What’s missing? They only tested on 30 protein chains for the folding stage. That’s a small sample. The sequence design recovery rate of 42% is fine, but I’d want to see experimental validation before trusting it for anything serious. And the codon optimization models, while strong on perplexity and CAI correlation, haven’t been tested in actual expression systems yet. That’s the real test.

What’s Next

OpenMed is releasing the full suite: models, training code, evaluation scripts, and the multi-species pipeline. That’s a big deal for the open-source protein engineering community. Most codon optimization tools are either proprietary or based on simple frequency tables. Having a transformer-based model that you can run yourself, across 25 species, for essentially free compute—that changes the game.

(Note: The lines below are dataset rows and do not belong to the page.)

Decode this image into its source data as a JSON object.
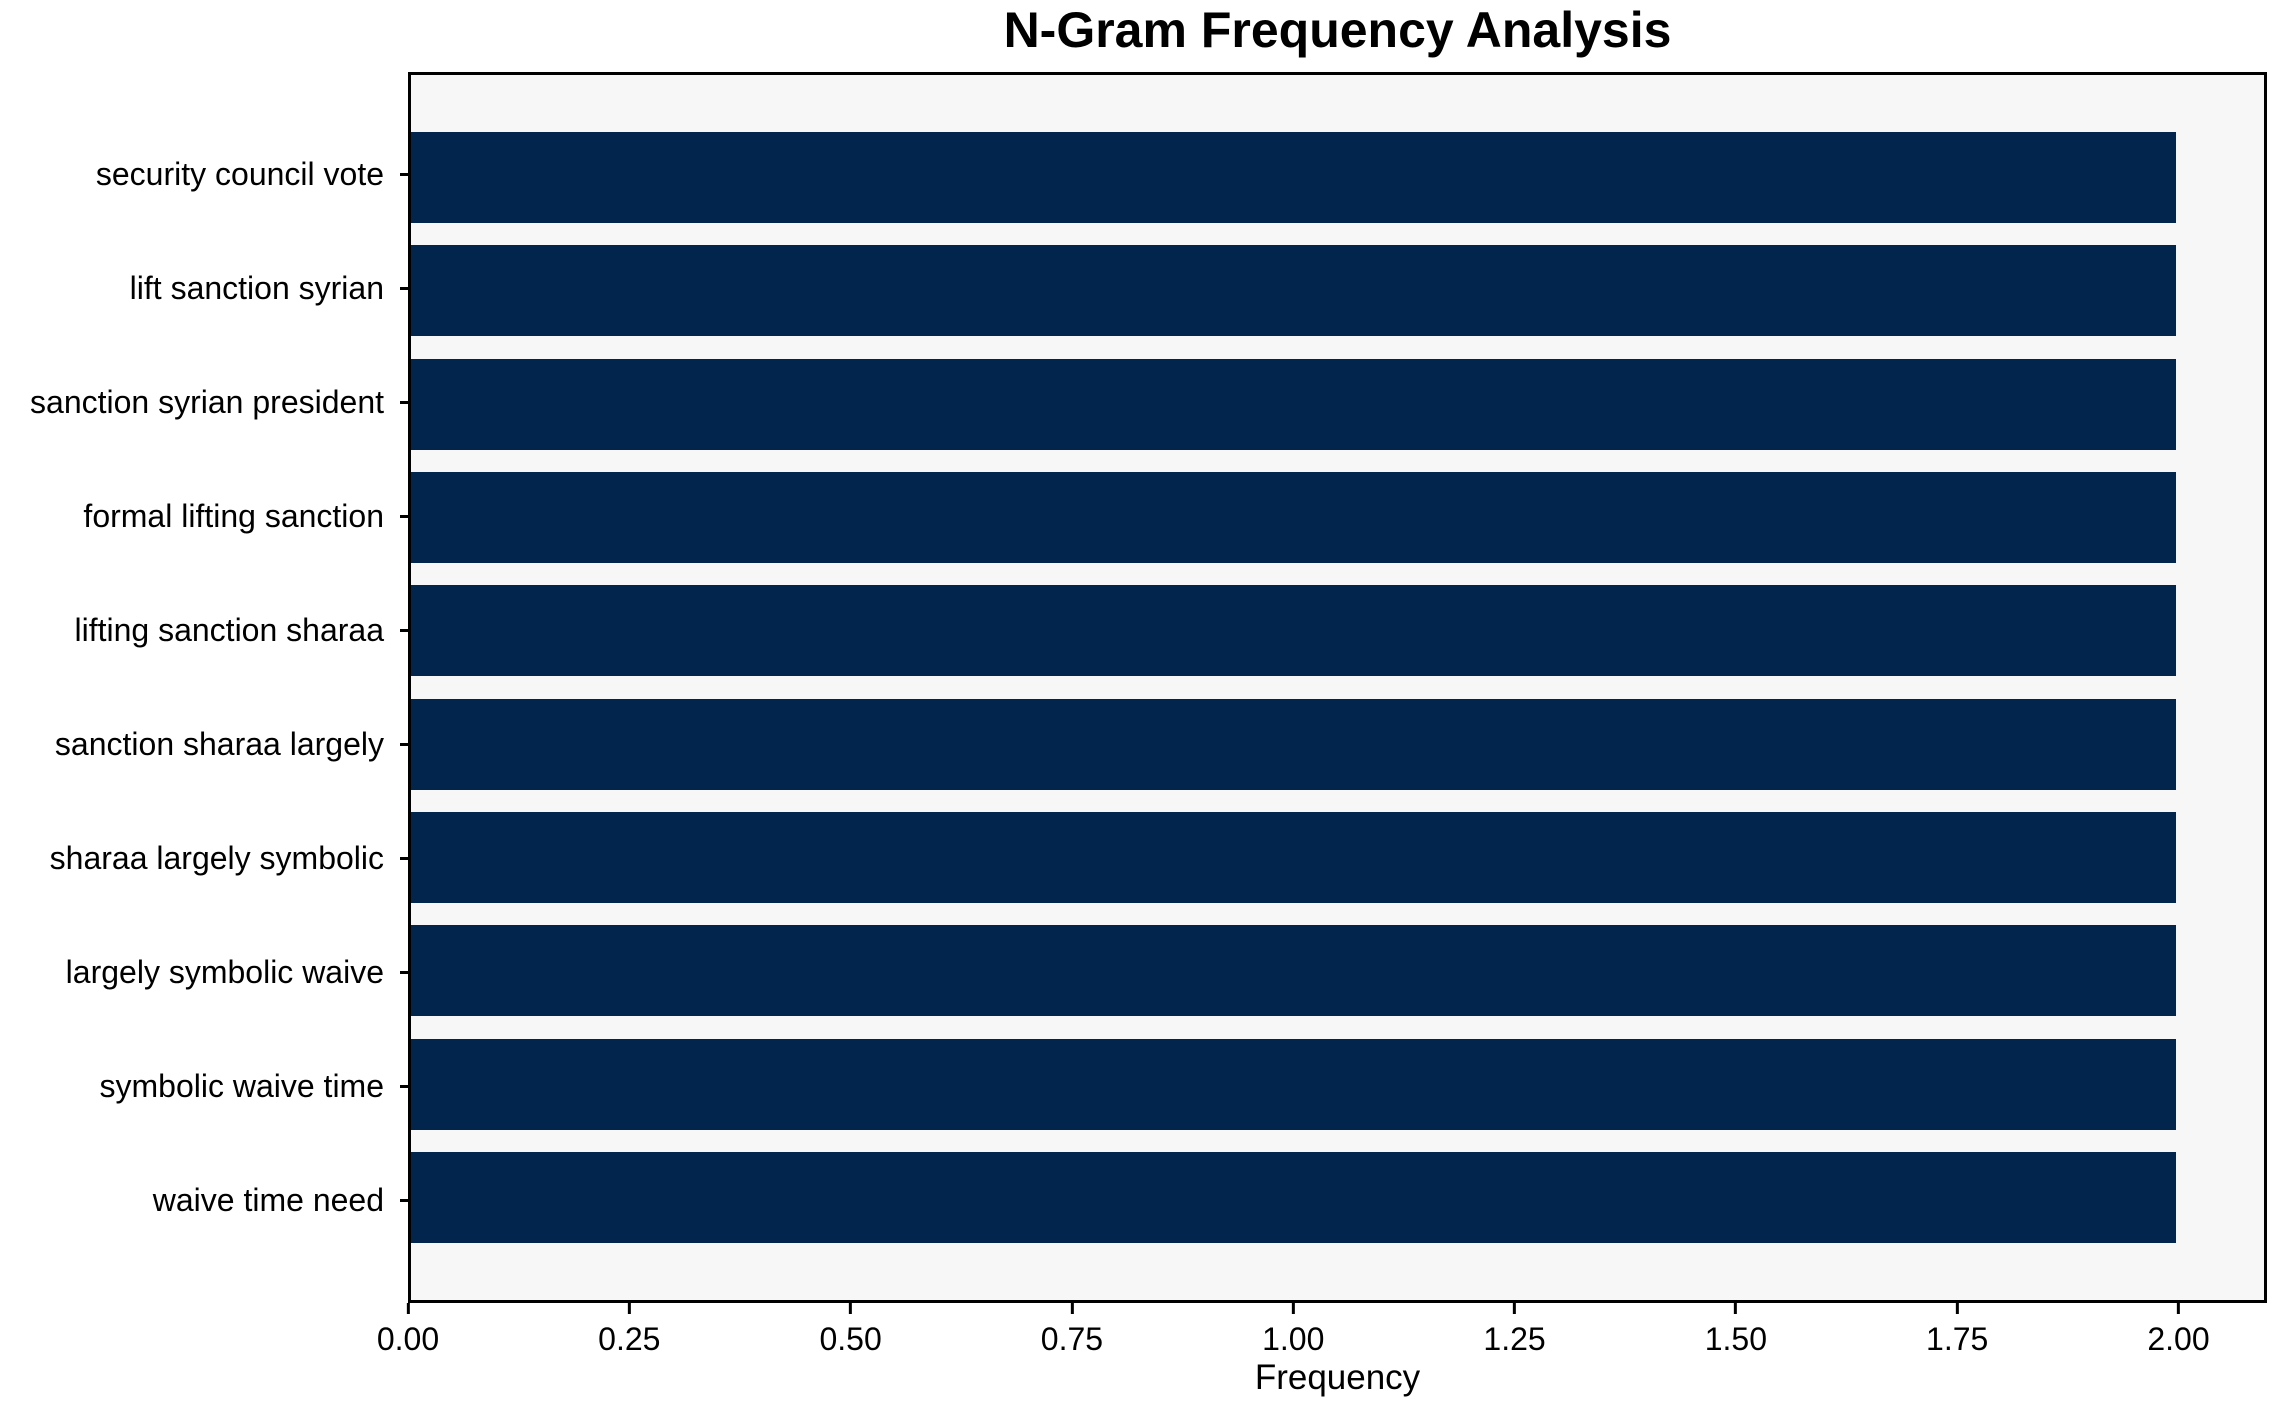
{
  "chart_data": {
    "type": "bar",
    "orientation": "horizontal",
    "title": "N-Gram Frequency Analysis",
    "xlabel": "Frequency",
    "ylabel": "",
    "categories": [
      "security council vote",
      "lift sanction syrian",
      "sanction syrian president",
      "formal lifting sanction",
      "lifting sanction sharaa",
      "sanction sharaa largely",
      "sharaa largely symbolic",
      "largely symbolic waive",
      "symbolic waive time",
      "waive time need"
    ],
    "values": [
      2,
      2,
      2,
      2,
      2,
      2,
      2,
      2,
      2,
      2
    ],
    "xlim": [
      0,
      2.1
    ],
    "xticks": [
      {
        "value": 0.0,
        "label": "0.00"
      },
      {
        "value": 0.25,
        "label": "0.25"
      },
      {
        "value": 0.5,
        "label": "0.50"
      },
      {
        "value": 0.75,
        "label": "0.75"
      },
      {
        "value": 1.0,
        "label": "1.00"
      },
      {
        "value": 1.25,
        "label": "1.25"
      },
      {
        "value": 1.5,
        "label": "1.50"
      },
      {
        "value": 1.75,
        "label": "1.75"
      },
      {
        "value": 2.0,
        "label": "2.00"
      }
    ],
    "grid": false,
    "legend": null,
    "colors": {
      "bar": "#02254d",
      "plot_bg": "#f7f7f7",
      "fig_bg": "#ffffff",
      "spine": "#000000",
      "text": "#000000"
    }
  }
}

I’d like to see them test these models in wet-lab experiments. Perplexity and CAI correlation are useful metrics, but they don’t tell you if the protein actually expresses. That’s the next step, and I hope someone takes it.

For now, this is a solid piece of engineering. Not flashy, not revolutionary, but genuinely useful. And at $165 for the whole thing, it’s hard to complain.